Her hands trembled with fright as she held the letter closer, but as she read the next paragraph she relaxed.

“Dear Wife, if I have concealed aught from you it is because I did not wish to lay a burden on your shoulders, to add to your worries for my physical safety with those of my mental turmoil. But I can keep nothing from you, for you know me too well. Do not be alarmed. I have no wound. I have not been ill. I have enough to eat and occasionally a bed to sleep in. A soldier can ask for no more. But, Melanie, heavy thoughts lie on my heart and I will open my heart to you.

“These summer nights I lie awake, long after the camp is sleeping, and I look up at the stars and, over and over, I wonder, ‘Why are you here, Ashley Wilkes? What are you fighting for?’

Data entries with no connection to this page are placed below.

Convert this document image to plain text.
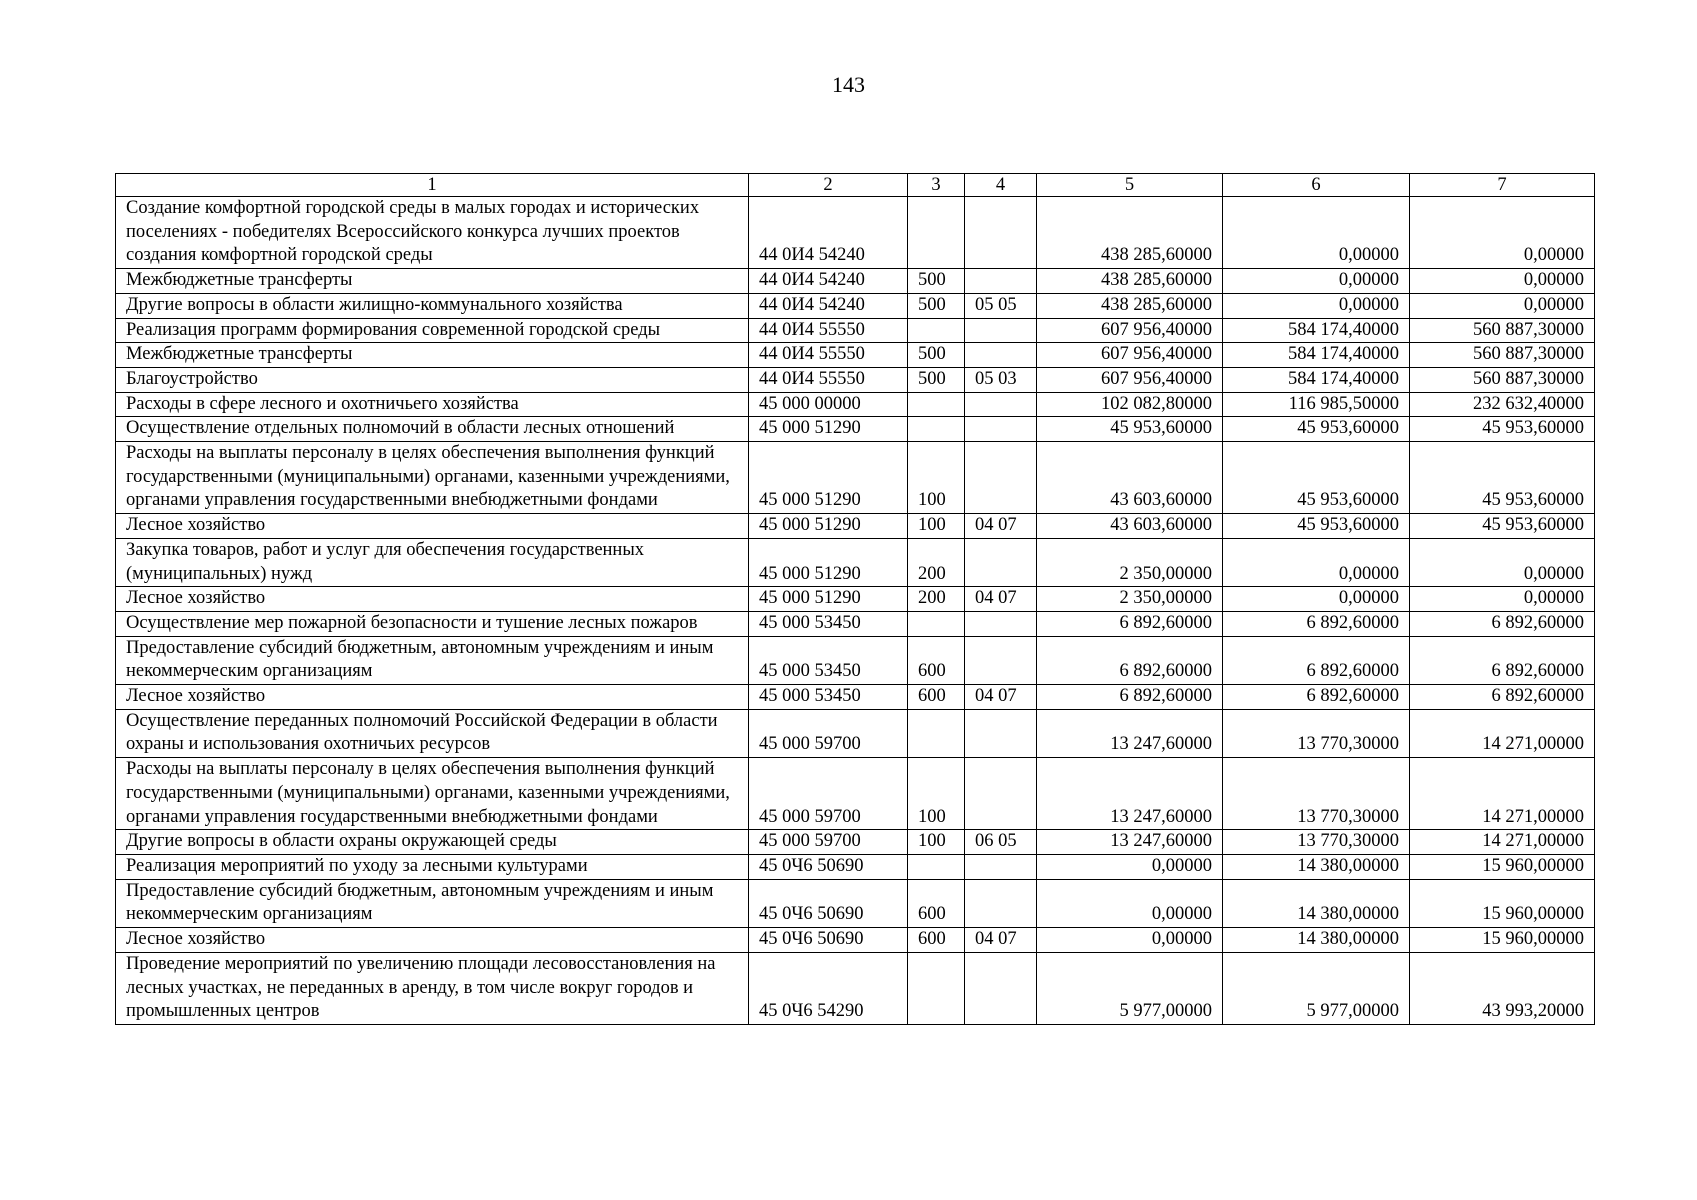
143
1	2	3	4	5	6	7
Создание комфортной городской среды в малых городах и исторических поселениях - победителях Всероссийского конкурса лучших проектов создания комфортной городской среды	44 0И4 54240			438 285,60000	0,00000	0,00000
Межбюджетные трансферты	44 0И4 54240	500		438 285,60000	0,00000	0,00000
Другие вопросы в области жилищно-коммунального хозяйства	44 0И4 54240	500	05 05	438 285,60000	0,00000	0,00000
Реализация программ формирования современной городской среды	44 0И4 55550			607 956,40000	584 174,40000	560 887,30000
Межбюджетные трансферты	44 0И4 55550	500		607 956,40000	584 174,40000	560 887,30000
Благоустройство	44 0И4 55550	500	05 03	607 956,40000	584 174,40000	560 887,30000
Расходы в сфере лесного и охотничьего хозяйства	45 000 00000			102 082,80000	116 985,50000	232 632,40000
Осуществление отдельных полномочий в области лесных отношений	45 000 51290			45 953,60000	45 953,60000	45 953,60000
Расходы на выплаты персоналу в целях обеспечения выполнения функций государственными (муниципальными) органами, казенными учреждениями, органами управления государственными внебюджетными фондами	45 000 51290	100		43 603,60000	45 953,60000	45 953,60000
Лесное хозяйство	45 000 51290	100	04 07	43 603,60000	45 953,60000	45 953,60000
Закупка товаров, работ и услуг для обеспечения государственных (муниципальных) нужд	45 000 51290	200		2 350,00000	0,00000	0,00000
Лесное хозяйство	45 000 51290	200	04 07	2 350,00000	0,00000	0,00000
Осуществление мер пожарной безопасности и тушение лесных пожаров	45 000 53450			6 892,60000	6 892,60000	6 892,60000
Предоставление субсидий бюджетным, автономным учреждениям и иным некоммерческим организациям	45 000 53450	600		6 892,60000	6 892,60000	6 892,60000
Лесное хозяйство	45 000 53450	600	04 07	6 892,60000	6 892,60000	6 892,60000
Осуществление переданных полномочий Российской Федерации в области охраны и использования охотничьих ресурсов	45 000 59700			13 247,60000	13 770,30000	14 271,00000
Расходы на выплаты персоналу в целях обеспечения выполнения функций государственными (муниципальными) органами, казенными учреждениями, органами управления государственными внебюджетными фондами	45 000 59700	100		13 247,60000	13 770,30000	14 271,00000
Другие вопросы в области охраны окружающей среды	45 000 59700	100	06 05	13 247,60000	13 770,30000	14 271,00000
Реализация мероприятий по уходу за лесными культурами	45 0Ч6 50690			0,00000	14 380,00000	15 960,00000
Предоставление субсидий бюджетным, автономным учреждениям и иным некоммерческим организациям	45 0Ч6 50690	600		0,00000	14 380,00000	15 960,00000
Лесное хозяйство	45 0Ч6 50690	600	04 07	0,00000	14 380,00000	15 960,00000
Проведение мероприятий по увеличению площади лесовосстановления на лесных участках, не переданных в аренду, в том числе вокруг городов и промышленных центров	45 0Ч6 54290			5 977,00000	5 977,00000	43 993,20000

“Not for honor and glory, certainly. War is a dirty business and I do not like dirt. I am not a soldier and I have no desire to seek the bubble reputation even in the cannon’s mouth. Yet, here I am at the wars—whom God never intended to be other than a studious country gentleman. For, Melanie, bugles do not stir my blood nor drums entice my feet and I see too clearly that we have been betrayed, betrayed by our arrogant Southern selves, believing that one of us could whip a dozen Yankees, believing that King Cotton could rule the world. Betrayed, too, by words and catch phrases, prejudices and hatreds coming from the mouths of those highly placed, those men whom we respected and revered—‘King Cotton, Slavery, States’ Rights, Damn Yankees.’

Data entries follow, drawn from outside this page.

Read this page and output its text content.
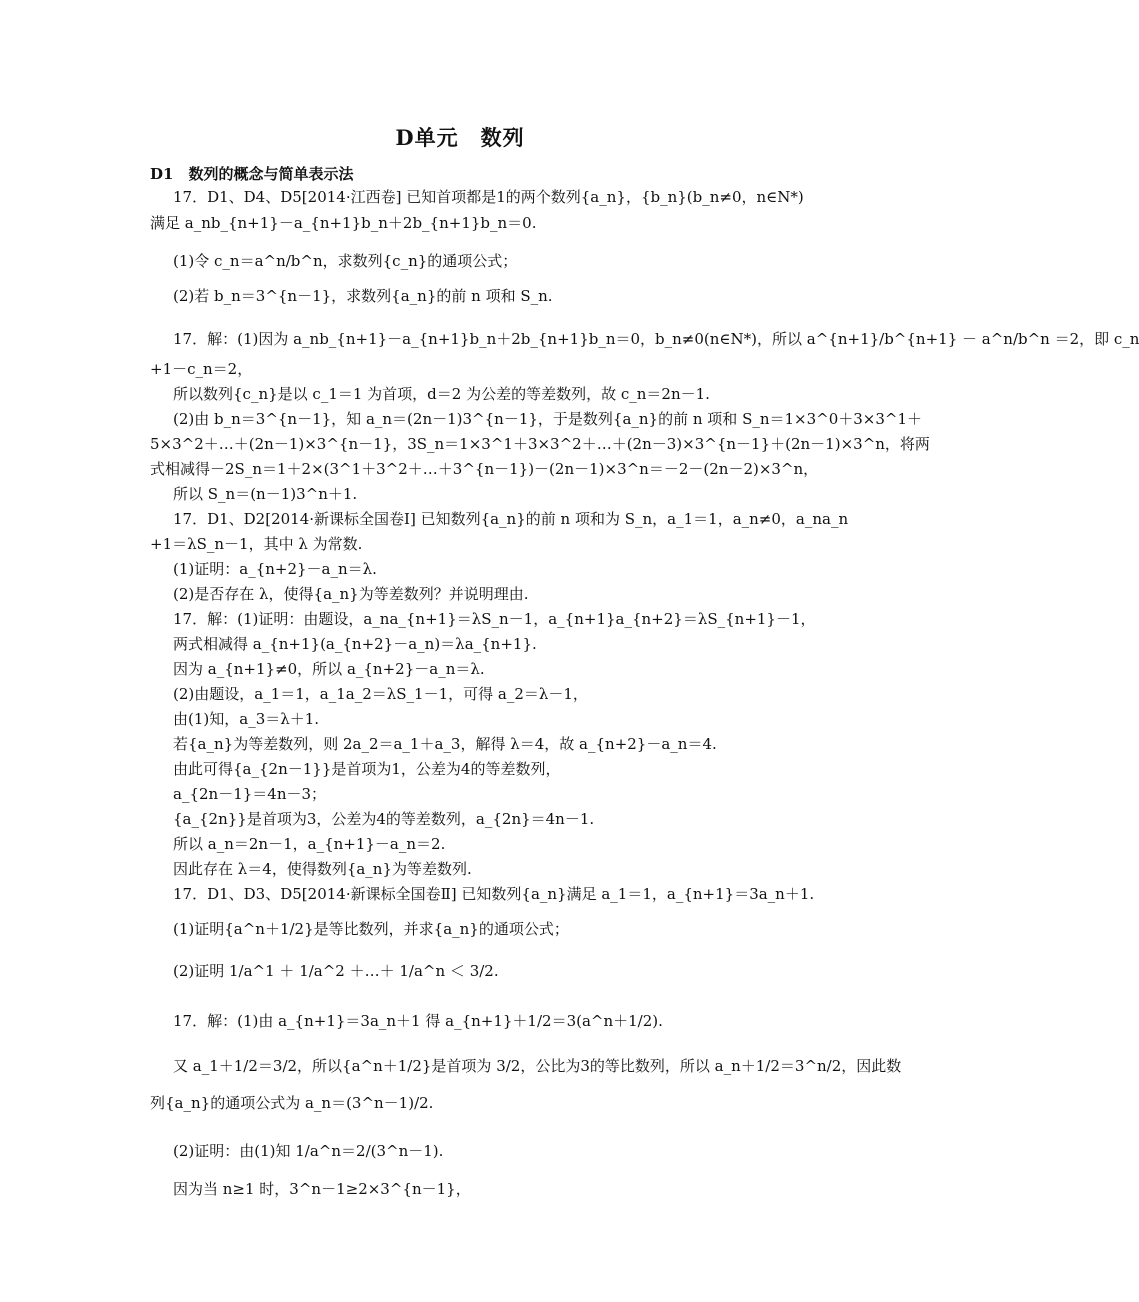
D单元　数列
D1　数列的概念与简单表示法
17．D1、D4、D5[2014·江西卷] 已知首项都是1的两个数列{a_n}，{b_n}(b_n≠0，n∈N*)
满足 a_nb_{n+1}－a_{n+1}b_n＋2b_{n+1}b_n＝0.
(1)令 c_n＝a^n/b^n，求数列{c_n}的通项公式；
(2)若 b_n＝3^{n－1}，求数列{a_n}的前 n 项和 S_n.
17．解：(1)因为 a_nb_{n+1}－a_{n+1}b_n＋2b_{n+1}b_n＝0，b_n≠0(n∈N*)，所以 a^{n+1}/b^{n+1} － a^n/b^n ＝2，即 c_n
+1－c_n＝2，
所以数列{c_n}是以 c_1＝1 为首项，d＝2 为公差的等差数列，故 c_n＝2n－1.
(2)由 b_n＝3^{n－1}，知 a_n＝(2n－1)3^{n－1}，于是数列{a_n}的前 n 项和 S_n＝1×3^0＋3×3^1＋
5×3^2＋…＋(2n－1)×3^{n－1}，3S_n＝1×3^1＋3×3^2＋…＋(2n－3)×3^{n－1}＋(2n－1)×3^n，将两
式相减得－2S_n＝1＋2×(3^1＋3^2＋…＋3^{n－1})－(2n－1)×3^n＝－2－(2n－2)×3^n，
所以 S_n＝(n－1)3^n＋1.
17．D1、D2[2014·新课标全国卷Ⅰ] 已知数列{a_n}的前 n 项和为 S_n，a_1＝1，a_n≠0，a_na_n
+1＝λS_n－1，其中 λ 为常数.
(1)证明：a_{n+2}－a_n＝λ.
(2)是否存在 λ，使得{a_n}为等差数列？并说明理由.
17．解：(1)证明：由题设，a_na_{n+1}＝λS_n－1，a_{n+1}a_{n+2}＝λS_{n+1}－1，
两式相减得 a_{n+1}(a_{n+2}－a_n)＝λa_{n+1}.
因为 a_{n+1}≠0，所以 a_{n+2}－a_n＝λ.
(2)由题设，a_1＝1，a_1a_2＝λS_1－1，可得 a_2＝λ－1，
由(1)知，a_3＝λ＋1.
若{a_n}为等差数列，则 2a_2＝a_1＋a_3，解得 λ＝4，故 a_{n+2}－a_n＝4.
由此可得{a_{2n－1}}是首项为1，公差为4的等差数列，
a_{2n－1}＝4n－3；
{a_{2n}}是首项为3，公差为4的等差数列，a_{2n}＝4n－1.
所以 a_n＝2n－1，a_{n+1}－a_n＝2.
因此存在 λ＝4，使得数列{a_n}为等差数列.
17．D1、D3、D5[2014·新课标全国卷Ⅱ] 已知数列{a_n}满足 a_1＝1，a_{n+1}＝3a_n＋1.
(1)证明{a^n＋1/2}是等比数列，并求{a_n}的通项公式；
(2)证明 1/a^1 ＋ 1/a^2 ＋…＋ 1/a^n ＜ 3/2.
17．解：(1)由 a_{n+1}＝3a_n＋1 得 a_{n+1}＋1/2＝3(a^n＋1/2).
又 a_1＋1/2＝3/2，所以{a^n＋1/2}是首项为 3/2，公比为3的等比数列，所以 a_n＋1/2＝3^n/2，因此数
列{a_n}的通项公式为 a_n＝(3^n－1)/2.
(2)证明：由(1)知 1/a^n＝2/(3^n－1).
因为当 n≥1 时，3^n－1≥2×3^{n－1}，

“And so when I lie on my blanket and look up at the stars and say ‘What are you fighting for?’ think of States’ Rights and cotton and the darkies and the Yankees whom we have been bred to hate, and I know that none of these is the reason why I am fighting. Instead, I see Twelve Oaks and remember how the moonlight slants across the white columns, and the unearthly way the magnolias look, opening under the moon, and how the climbing roses make the side porch shady even at the hottest noon. And I see Mother, sewing there, as she did when I was a little boy. And I hear the darkies coming home across the fields at dusk, tired and singing and ready for supper, and the sound of the windlass as the bucket goes down into the cool well. And there’s the long view down the road to the river, across the cotton fields, and the mist rising from the bottom lands in the twilight. And that is why I’m here who have no love of death or misery or glory and no hatred for anyone. Perhaps that is what is called patriotism, love of home and country. But Melanie, it goes deeper than that. For, Melanie, these things I have named are but the symbols of the thing for which I risk my life, symbols of the kind of life I love. For I am fighting for the old days, the old ways I love so much but which, I fear, are now gone forever, no matter how the die may fall. For, win or lose, we lose just the same.

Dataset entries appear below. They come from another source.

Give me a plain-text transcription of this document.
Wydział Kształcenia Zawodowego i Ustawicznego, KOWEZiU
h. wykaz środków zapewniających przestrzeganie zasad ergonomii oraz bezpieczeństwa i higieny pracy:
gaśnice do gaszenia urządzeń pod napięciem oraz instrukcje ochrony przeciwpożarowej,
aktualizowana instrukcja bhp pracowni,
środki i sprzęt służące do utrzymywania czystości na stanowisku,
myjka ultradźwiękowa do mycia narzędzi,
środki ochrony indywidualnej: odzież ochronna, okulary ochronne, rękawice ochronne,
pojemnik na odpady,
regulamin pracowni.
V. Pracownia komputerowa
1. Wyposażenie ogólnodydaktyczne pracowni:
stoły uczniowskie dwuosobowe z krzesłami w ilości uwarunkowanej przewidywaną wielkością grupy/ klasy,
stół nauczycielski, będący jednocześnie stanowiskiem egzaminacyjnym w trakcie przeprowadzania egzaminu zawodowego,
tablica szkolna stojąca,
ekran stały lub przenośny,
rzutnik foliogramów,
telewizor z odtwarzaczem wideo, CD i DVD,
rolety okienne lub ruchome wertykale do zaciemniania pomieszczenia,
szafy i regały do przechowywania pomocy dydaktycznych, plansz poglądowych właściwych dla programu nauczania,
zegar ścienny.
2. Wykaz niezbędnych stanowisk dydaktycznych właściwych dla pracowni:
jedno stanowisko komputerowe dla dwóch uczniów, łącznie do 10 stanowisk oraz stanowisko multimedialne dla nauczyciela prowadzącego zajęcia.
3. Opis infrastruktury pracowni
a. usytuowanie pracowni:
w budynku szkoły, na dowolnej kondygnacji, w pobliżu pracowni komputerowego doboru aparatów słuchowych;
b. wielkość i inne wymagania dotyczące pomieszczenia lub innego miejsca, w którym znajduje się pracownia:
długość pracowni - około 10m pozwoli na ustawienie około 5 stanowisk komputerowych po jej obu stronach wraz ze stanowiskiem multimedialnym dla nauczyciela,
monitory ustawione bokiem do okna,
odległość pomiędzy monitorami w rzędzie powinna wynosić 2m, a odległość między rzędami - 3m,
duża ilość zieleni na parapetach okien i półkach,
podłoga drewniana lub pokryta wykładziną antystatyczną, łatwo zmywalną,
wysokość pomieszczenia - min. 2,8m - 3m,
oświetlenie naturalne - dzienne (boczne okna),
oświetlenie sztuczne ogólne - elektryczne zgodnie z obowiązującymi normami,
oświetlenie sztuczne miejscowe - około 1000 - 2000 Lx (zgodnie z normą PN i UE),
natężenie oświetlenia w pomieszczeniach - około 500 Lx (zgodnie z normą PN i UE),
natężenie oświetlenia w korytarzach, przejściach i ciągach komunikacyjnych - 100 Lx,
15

“If we win this war and have the Cotton Kingdom of our dreams, we still have lost, for we will become a different people and the old quiet ways will go. The world will be at our doors clamoring for cotton and we can command our own price. Then, I fear, we will become like the Yankees, at whose money-making activities, acquisitiveness and commercialism we now sneer. And if we lose, Melanie, if we lose!

“I am not afraid of danger or capture or wounds or even death, if death must come, but I do fear that once this war is over, we will never get back to the old times. And I belong in those old times. I do not belong in this mad present of killing and I fear I will not fit into any future, try though I may. Nor will you, my dear, for you and I are of the same blood. I do not know what the future will bring, but it cannot be as beautiful or as satisfying as the past.

“I lie and look at the boys sleeping near me and I wonder if the twins or Alex or Cade think these same thoughts. I wonder if they know they are fighting for a Cause that was lost the minute the first shot was fired, for our Cause is really our own way of living and that is gone already. But I do not think they think these things and they are lucky.